The conference opens Monday with remarks from Peter Sweatman, director of the university’s Transportation Research Institute and of the Michigan Mobility Transformation Center; and from S. Jack Hu, interim vice president for research at the university.

Daniel Smith, a senior associate administrator with the National Highway Traffic Safety Administration, and Kirk Steudle, director of the state Department of Transportation, also speak Monday afternoon, organizers said.

A special energy workshop is Wednesday and Thursday.

Ann Arbor is home to an ongoing experiment involving so-called talking cars that University of Michigan and government officials say they hope will lead to safer roads.
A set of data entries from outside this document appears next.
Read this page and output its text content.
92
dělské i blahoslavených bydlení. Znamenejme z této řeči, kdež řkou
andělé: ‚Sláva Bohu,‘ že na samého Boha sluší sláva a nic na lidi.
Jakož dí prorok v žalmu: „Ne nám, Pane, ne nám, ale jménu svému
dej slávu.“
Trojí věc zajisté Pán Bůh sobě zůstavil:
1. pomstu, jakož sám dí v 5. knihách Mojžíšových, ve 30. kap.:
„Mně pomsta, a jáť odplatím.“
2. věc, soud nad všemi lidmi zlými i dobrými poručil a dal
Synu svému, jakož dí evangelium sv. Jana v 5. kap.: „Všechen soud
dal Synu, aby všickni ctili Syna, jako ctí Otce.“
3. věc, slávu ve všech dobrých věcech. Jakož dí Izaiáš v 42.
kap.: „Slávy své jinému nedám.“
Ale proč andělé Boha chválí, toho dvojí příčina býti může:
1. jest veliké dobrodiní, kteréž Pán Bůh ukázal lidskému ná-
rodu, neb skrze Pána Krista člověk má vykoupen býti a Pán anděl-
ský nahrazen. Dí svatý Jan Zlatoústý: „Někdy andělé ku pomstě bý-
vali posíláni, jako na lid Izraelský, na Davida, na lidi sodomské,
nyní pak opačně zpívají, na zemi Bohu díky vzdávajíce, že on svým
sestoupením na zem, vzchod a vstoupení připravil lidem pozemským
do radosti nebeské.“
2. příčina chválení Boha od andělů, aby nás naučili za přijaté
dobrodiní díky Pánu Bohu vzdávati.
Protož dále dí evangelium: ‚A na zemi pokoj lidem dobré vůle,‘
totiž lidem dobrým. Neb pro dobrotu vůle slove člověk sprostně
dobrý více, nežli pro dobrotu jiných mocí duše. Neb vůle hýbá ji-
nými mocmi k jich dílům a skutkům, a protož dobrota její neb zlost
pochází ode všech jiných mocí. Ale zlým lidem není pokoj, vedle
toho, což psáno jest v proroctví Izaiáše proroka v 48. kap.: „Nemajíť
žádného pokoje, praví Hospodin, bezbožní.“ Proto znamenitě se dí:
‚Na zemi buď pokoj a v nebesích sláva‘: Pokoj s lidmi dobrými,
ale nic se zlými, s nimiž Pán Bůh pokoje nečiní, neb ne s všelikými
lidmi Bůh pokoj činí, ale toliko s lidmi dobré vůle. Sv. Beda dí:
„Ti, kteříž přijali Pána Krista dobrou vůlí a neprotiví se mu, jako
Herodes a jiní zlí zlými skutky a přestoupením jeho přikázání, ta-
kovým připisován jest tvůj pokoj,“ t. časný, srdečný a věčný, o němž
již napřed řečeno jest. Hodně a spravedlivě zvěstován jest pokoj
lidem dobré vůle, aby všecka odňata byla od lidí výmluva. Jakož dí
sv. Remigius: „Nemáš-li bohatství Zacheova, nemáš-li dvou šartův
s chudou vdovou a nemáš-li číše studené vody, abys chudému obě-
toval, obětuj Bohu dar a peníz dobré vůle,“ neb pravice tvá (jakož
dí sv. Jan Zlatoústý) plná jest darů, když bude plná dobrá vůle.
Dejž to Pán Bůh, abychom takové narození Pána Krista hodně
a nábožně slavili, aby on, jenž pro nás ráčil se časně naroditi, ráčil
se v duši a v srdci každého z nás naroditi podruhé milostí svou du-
Thousands of wirelessly connected cars, buses, trucks and motorcycles are operating in the city as a part of the study conducted by the institute.

“We want to demonstrate fully driverless vehicles operating within the whole infrastructure of the city within an eight-year timeline and to show that these can be safe, effective and commercially successful,” Sweatman said when the Ann Arbor initiative was launched.

The vehicles are being used to study how cars equipped with vehicle-to-vehicle wireless communication devices interact with each another and with wirelessly equipped infrastructure, such as intersections and street lights.